In the real world, it’s an affordability crisis caused by excessive demand driving prices beyond the reach of middle- and low-income Vermonters.

After reading the commentary in VTDigger by Secretary of Commerce Lindsay Kurrle and Secretary of Human Resources Jenney Samuelson, I understand better why Vermont’s housing crisis is so bad. It’s because the administration is almost totally divorced from reality.
How else could they call housing that costs $450,000 a unit “affordable?” How else could they think that we can build our way out of this crisis? How else could they imagine that the root of the problem is a shortage of houses?
In the real world, Vermont’s housing crisis is an affordability crisis caused by excessive demand driving prices beyond the reach of middle- and low-income Vermonters. Too many people want to live here. We can’t solve that problem, but we can mitigate it.
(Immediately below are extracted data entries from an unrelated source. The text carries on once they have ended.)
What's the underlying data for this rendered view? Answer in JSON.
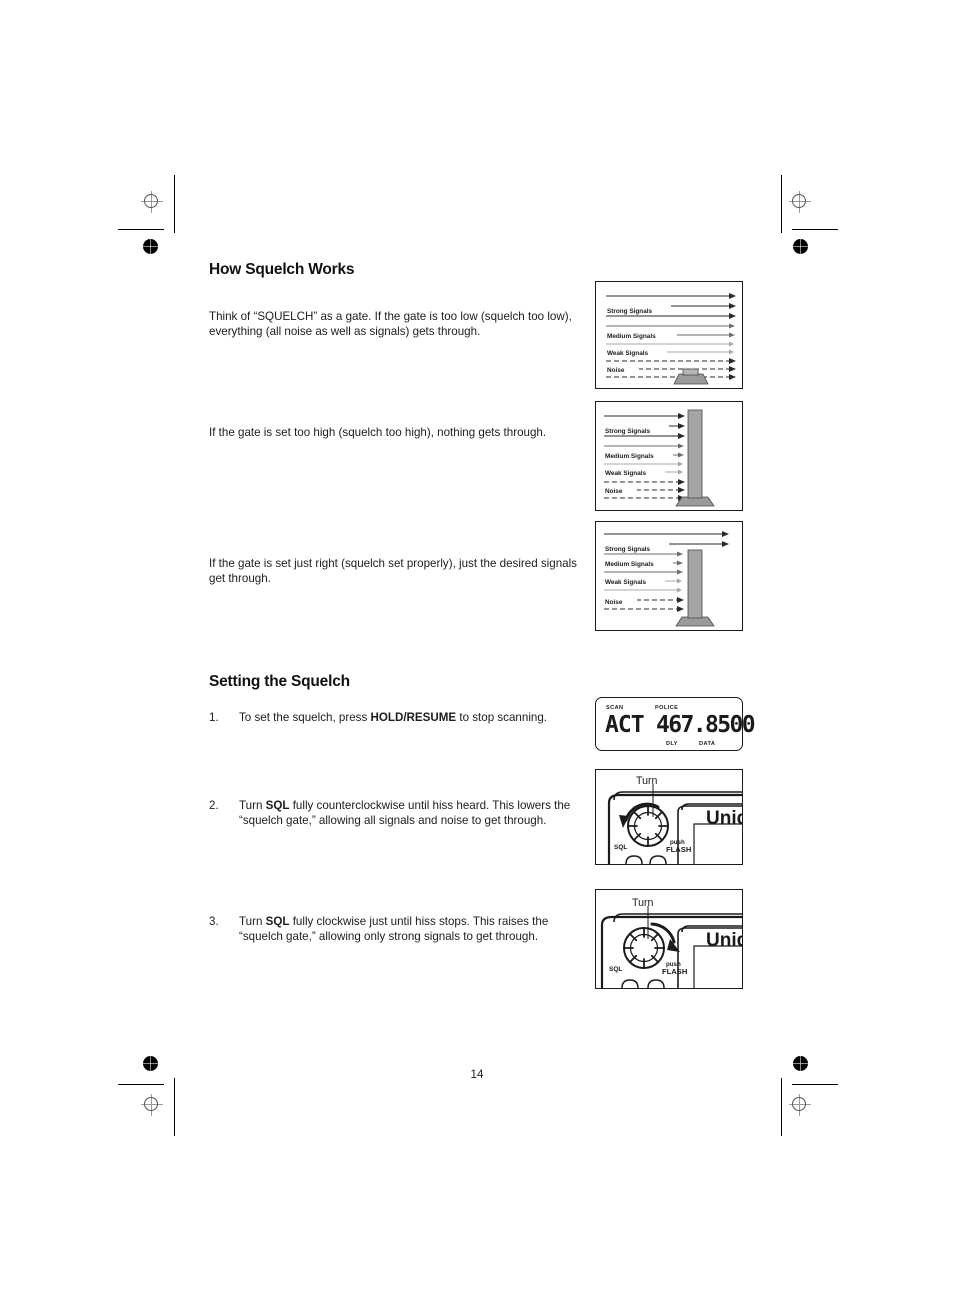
{
  "document": {
    "page_number": "14",
    "sections": [
      {
        "id": "how-squelch-works",
        "heading": "How Squelch Works"
      },
      {
        "id": "setting-the-squelch",
        "heading": "Setting the Squelch"
      }
    ],
    "paragraphs": {
      "p1_part1": "Think of “SQUELCH” as a gate. If the gate is too low (squelch too low), everything (all noise as well as signals) gets through.",
      "p2": "If the gate is set too high (squelch too high), nothing gets through.",
      "p3": "If the gate is set just right (squelch set properly), just the desired signals get through."
    },
    "steps": [
      {
        "number": "1.",
        "text_before": "To set the squelch, press ",
        "bold": "HOLD/RESUME",
        "text_after": " to stop scanning."
      },
      {
        "number": "2.",
        "text_before": "Turn ",
        "bold": "SQL",
        "text_after": " fully counterclockwise until hiss heard. This lowers the “squelch gate,” allowing all signals and noise to get through."
      },
      {
        "number": "3.",
        "text_before": "Turn ",
        "bold": "SQL",
        "text_after": " fully clockwise just until hiss stops. This raises the “squelch gate,” allowing only strong signals to get through."
      }
    ]
  },
  "figures": {
    "gate_labels": {
      "strong": "Strong Signals",
      "medium": "Medium Signals",
      "weak": "Weak Signals",
      "noise": "Noise"
    },
    "gate_diagrams": [
      {
        "id": "gate-low",
        "caption_state": "gate too low",
        "gate_height_pct": 12
      },
      {
        "id": "gate-high",
        "caption_state": "gate too high",
        "gate_height_pct": 100
      },
      {
        "id": "gate-right",
        "caption_state": "gate just right",
        "gate_height_pct": 72
      }
    ],
    "lcd": {
      "scan_label": "SCAN",
      "police_label": "POLICE",
      "mode": "ACT",
      "frequency": "467.8500",
      "dly_label": "DLY",
      "data_label": "DATA"
    },
    "knob_panels": [
      {
        "id": "knob-ccw",
        "turn_label": "Turn",
        "sql_label": "SQL",
        "push_label": "push",
        "flash_label": "FLASH",
        "brand_label": "Unid",
        "direction": "counterclockwise"
      },
      {
        "id": "knob-cw",
        "turn_label": "Turn",
        "sql_label": "SQL",
        "push_label": "push",
        "flash_label": "FLASH",
        "brand_label": "Unid",
        "direction": "clockwise"
      }
    ]
  },
  "colors": {
    "ink": "#1b1b1b",
    "paper": "#ffffff",
    "gate_fill": "#9b9b9b",
    "signal_strong": "#2a2a2a",
    "signal_medium": "#6e6e6e",
    "signal_weak": "#a8a8a8"
  }
}
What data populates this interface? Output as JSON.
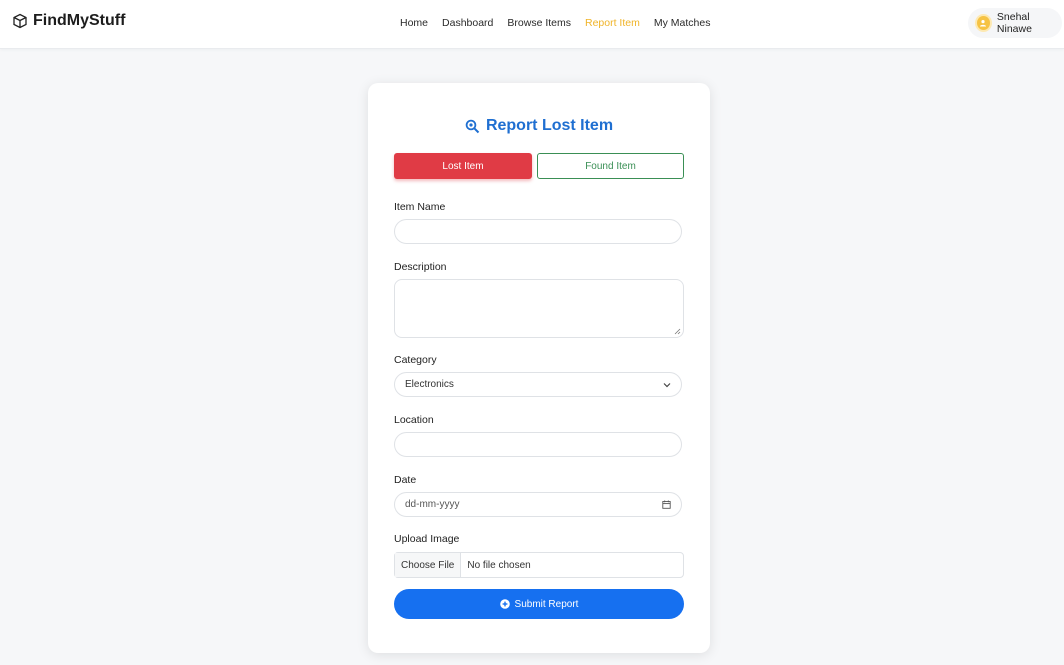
{
  "brand": {
    "name": "FindMyStuff",
    "icon": "box-icon"
  },
  "nav": {
    "links": [
      "Home",
      "Dashboard",
      "Browse Items",
      "Report Item",
      "My Matches"
    ],
    "active": "Report Item",
    "active_color": "#f0b429"
  },
  "user": {
    "name": "Snehal Ninawe",
    "avatar_color": "#f6c344"
  },
  "form": {
    "title": "Report Lost Item",
    "title_icon": "magnifier-icon",
    "title_color": "#1f6fd1",
    "toggle": {
      "lost_label": "Lost Item",
      "found_label": "Found Item",
      "selected": "Lost Item"
    },
    "item_name": {
      "label": "Item Name",
      "value": ""
    },
    "description": {
      "label": "Description",
      "value": ""
    },
    "category": {
      "label": "Category",
      "value": "Electronics"
    },
    "location": {
      "label": "Location",
      "value": ""
    },
    "date": {
      "label": "Date",
      "placeholder": "dd-mm-yyyy"
    },
    "upload": {
      "label": "Upload Image",
      "button": "Choose File",
      "status": "No file chosen"
    },
    "submit_label": "Submit Report"
  },
  "colors": {
    "lost": "#e03b45",
    "found": "#3a8f55",
    "submit": "#1670f0"
  }
}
Discourage or prohibit the treatment of houses as investment opportunities. Discourage second and seasonal home ownership. Impose strict limits on short term rentals. Encourage new home construction in the lower end of the market, and discourage new home construction for the wealthy. Require educational institutions that attract students from out-of-state to provide housing for all of them.
These are some of the measures that might collectively have an impact, in contrast to the administration’s proposal that we gut the environmental and development regulations that have preserved Vermont until now as a place with the enviable problem of being too attractive for its own good.